但是......正如你们大多数人可能知道的那样,训练你的模型需要大量的 CPU/GPU 能力和时间——我可以节省时间,但问题是我不能让它在我的家用电脑上不间断地运行(是的,我知道我可以租用 GPU @ google)——因为我希望在训练我的模型时能够做任何其他事情。
所以我有以下问题:
- 我可以以某种方式停止并重新开始我的模型训练吗?我读了一些关于检查点的东西,但是关于这个主题的信息已经过时了——所以我无法弄清楚。
- 我可以逐步喂养我的模型 fx。我的数据集的 10%,让它完成 - 然后下周再喂它 10% 等等?如果是这样怎么办?

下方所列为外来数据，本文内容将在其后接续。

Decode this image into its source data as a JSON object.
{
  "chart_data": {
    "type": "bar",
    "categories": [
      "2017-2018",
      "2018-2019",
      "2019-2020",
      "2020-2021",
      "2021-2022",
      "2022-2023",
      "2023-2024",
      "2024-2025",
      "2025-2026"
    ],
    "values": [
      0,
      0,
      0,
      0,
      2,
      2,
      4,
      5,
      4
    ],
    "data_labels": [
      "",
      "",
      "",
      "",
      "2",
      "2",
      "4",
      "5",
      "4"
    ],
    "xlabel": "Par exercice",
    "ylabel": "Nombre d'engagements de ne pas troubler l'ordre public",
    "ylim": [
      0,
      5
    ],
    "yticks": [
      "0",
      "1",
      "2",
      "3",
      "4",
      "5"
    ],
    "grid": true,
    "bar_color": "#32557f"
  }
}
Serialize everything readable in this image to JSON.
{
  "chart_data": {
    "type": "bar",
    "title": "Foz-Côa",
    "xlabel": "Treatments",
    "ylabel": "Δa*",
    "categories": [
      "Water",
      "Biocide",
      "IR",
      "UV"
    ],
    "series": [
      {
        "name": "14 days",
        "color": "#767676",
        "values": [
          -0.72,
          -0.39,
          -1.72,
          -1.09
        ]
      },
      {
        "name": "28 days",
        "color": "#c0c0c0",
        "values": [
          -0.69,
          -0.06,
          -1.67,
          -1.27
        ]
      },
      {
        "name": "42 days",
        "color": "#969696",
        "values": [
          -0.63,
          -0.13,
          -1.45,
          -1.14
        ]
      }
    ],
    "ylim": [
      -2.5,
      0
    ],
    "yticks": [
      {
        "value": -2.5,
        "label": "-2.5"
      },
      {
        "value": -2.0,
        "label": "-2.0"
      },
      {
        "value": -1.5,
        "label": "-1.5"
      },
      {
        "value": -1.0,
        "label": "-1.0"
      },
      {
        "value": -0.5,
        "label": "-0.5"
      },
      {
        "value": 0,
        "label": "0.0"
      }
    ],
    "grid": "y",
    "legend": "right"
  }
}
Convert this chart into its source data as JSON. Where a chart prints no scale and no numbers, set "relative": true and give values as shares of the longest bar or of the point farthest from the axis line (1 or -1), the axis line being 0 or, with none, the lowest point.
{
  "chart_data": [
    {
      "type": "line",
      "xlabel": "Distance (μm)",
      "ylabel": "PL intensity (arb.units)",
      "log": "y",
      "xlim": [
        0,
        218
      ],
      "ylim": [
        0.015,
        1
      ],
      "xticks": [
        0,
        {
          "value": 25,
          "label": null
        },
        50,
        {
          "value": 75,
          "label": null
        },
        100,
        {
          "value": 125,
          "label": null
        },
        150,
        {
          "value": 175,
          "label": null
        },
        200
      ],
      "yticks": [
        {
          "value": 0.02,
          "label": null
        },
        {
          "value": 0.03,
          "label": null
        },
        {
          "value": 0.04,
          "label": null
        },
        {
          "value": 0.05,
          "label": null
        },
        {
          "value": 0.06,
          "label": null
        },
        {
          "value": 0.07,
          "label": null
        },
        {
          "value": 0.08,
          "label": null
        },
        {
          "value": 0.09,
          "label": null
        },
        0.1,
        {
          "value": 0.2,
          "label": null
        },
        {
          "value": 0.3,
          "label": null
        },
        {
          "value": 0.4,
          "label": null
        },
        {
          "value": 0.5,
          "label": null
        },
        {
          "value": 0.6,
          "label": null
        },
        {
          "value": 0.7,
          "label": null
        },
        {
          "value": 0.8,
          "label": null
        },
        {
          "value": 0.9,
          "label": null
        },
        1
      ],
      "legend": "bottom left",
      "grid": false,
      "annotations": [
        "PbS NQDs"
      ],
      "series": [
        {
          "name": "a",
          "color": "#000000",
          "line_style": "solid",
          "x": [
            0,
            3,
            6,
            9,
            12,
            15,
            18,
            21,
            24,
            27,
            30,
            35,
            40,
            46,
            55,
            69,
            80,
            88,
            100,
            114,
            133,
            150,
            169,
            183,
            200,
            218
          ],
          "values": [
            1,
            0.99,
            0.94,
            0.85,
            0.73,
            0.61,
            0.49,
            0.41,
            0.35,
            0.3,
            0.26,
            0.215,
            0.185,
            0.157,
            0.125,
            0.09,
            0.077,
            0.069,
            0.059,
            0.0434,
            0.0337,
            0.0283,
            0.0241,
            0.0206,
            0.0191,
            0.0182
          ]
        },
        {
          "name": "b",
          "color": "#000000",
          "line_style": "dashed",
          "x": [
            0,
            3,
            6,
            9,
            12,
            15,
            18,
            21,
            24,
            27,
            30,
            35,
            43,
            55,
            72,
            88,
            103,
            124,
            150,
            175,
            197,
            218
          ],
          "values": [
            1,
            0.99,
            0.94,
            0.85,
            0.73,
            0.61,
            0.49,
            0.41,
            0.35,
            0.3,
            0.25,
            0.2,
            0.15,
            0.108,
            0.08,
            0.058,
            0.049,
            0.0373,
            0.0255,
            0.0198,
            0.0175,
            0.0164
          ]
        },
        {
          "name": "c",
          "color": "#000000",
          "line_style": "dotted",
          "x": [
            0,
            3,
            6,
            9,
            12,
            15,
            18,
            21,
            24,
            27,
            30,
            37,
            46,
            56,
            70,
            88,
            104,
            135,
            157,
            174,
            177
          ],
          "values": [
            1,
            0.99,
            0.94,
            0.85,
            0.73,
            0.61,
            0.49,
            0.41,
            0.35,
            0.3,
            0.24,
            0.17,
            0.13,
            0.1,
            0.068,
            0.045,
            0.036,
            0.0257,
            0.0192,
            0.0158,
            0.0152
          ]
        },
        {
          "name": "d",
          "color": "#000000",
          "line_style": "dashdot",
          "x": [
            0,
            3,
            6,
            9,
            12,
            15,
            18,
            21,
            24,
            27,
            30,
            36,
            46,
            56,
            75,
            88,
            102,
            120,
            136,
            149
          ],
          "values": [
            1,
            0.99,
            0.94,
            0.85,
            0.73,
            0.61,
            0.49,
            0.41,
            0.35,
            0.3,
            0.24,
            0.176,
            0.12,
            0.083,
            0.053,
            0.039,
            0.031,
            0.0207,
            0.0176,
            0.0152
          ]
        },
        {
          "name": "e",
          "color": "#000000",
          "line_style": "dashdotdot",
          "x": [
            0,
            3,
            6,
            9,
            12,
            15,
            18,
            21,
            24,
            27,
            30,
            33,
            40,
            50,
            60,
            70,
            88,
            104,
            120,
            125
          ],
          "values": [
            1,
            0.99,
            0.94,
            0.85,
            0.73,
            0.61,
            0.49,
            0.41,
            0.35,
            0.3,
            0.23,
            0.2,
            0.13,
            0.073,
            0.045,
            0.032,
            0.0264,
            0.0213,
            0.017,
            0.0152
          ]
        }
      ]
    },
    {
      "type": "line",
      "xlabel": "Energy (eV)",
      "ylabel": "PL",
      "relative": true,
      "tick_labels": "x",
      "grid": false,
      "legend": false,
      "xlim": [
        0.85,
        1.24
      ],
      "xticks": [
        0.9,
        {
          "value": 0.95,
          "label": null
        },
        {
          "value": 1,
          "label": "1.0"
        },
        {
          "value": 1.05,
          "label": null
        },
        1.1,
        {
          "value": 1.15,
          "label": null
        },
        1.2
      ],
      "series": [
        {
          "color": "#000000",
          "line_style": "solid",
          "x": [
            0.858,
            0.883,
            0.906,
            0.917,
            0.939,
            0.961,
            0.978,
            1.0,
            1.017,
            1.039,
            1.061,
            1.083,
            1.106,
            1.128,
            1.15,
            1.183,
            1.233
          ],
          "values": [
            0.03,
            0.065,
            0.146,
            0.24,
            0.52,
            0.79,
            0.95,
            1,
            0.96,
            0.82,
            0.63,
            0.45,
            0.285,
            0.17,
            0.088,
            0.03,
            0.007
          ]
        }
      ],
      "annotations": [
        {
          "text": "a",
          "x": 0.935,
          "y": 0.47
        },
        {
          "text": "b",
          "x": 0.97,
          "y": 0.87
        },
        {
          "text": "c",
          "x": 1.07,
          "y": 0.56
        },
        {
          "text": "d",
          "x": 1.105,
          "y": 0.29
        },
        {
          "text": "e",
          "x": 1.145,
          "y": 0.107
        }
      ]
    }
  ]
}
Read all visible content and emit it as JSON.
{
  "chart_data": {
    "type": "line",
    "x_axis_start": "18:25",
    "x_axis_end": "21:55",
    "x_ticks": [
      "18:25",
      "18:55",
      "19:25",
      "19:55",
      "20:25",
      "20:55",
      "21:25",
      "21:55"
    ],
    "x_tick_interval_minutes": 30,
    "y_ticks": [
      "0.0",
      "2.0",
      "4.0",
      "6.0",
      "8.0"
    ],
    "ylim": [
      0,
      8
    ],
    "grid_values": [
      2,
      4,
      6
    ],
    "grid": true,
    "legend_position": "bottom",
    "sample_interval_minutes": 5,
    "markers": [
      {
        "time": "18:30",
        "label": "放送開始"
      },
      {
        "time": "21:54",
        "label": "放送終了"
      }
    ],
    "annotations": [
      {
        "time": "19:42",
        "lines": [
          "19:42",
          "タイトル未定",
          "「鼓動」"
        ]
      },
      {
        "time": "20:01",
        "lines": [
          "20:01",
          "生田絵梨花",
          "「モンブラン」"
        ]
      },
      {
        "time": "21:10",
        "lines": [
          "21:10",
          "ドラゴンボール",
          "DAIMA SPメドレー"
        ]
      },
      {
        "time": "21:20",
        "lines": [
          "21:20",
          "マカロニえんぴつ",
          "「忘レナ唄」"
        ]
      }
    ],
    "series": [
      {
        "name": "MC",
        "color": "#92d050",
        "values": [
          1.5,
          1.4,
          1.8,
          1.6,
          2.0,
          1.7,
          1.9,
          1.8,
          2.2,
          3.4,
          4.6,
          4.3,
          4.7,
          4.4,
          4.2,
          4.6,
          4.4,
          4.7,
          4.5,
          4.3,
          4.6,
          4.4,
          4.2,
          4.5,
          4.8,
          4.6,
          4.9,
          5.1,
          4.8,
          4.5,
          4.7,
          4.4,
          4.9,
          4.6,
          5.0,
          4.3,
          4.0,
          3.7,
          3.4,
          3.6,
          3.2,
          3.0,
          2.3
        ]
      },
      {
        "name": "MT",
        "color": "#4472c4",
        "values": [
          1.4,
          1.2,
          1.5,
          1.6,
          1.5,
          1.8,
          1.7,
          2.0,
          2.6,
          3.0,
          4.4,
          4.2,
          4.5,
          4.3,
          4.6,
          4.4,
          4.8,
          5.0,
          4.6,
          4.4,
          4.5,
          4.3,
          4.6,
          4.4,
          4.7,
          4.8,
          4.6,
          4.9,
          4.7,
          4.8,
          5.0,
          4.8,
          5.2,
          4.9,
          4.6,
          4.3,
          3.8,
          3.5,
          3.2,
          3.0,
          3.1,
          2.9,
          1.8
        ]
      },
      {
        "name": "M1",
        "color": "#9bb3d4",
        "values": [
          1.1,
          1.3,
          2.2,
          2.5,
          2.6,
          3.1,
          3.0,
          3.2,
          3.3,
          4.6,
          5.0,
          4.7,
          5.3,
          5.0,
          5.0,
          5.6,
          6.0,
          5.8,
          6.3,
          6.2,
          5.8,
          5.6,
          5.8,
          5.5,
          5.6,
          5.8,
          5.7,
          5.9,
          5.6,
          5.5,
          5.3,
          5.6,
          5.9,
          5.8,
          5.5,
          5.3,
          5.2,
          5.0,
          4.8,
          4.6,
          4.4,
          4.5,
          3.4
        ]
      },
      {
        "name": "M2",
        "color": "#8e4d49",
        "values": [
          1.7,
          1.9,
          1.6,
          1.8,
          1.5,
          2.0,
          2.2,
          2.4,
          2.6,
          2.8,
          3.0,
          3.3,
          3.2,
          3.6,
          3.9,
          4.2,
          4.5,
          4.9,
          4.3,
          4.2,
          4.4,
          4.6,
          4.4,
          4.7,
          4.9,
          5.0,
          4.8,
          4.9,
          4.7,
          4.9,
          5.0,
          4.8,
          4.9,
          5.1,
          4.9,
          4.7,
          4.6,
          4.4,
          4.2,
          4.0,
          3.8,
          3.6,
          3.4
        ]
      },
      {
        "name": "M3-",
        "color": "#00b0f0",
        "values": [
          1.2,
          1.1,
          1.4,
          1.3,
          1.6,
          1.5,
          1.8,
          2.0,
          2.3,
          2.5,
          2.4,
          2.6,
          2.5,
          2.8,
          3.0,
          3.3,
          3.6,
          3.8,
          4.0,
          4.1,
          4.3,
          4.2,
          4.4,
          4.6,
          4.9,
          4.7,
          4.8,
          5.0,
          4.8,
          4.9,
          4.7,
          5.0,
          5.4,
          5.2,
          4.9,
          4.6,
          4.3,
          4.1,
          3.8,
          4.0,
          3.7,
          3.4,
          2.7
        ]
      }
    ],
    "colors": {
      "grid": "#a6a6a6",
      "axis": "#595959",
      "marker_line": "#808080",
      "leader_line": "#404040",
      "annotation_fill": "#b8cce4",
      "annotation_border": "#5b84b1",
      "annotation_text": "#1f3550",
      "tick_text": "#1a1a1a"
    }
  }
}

- 额外的问题......以较低数据集的许多时期为目标会更好吗?还是更大的数据集和更多的时代?什么是好的时期?
套餐:
- 蟒蛇,3.7.9
- TensorFlow-GPU 2.3.0
- 张量流估计器 2.3.0
- 变形金刚 4.2.2
- 标记器 0.9.4
- 库达工具包 10.1
代码 - 分词器
from tokenizers.models import BPE
from tokenizers import Tokenizer
from tokenizers.decoders import ByteLevel as ByteLevelDecoder
from tokenizers.normalizers import NFKC, Sequence
from tokenizers.pre_tokenizers import ByteLevel
from tokenizers.trainers import BpeTrainer
class BPE_token(object):
def __init__(self):
self.tokenizer = Tokenizer(BPE())
self.tokenizer.normalizer = Sequence([
NFKC()
])
self.tokenizer.pre_tokenizer = ByteLevel()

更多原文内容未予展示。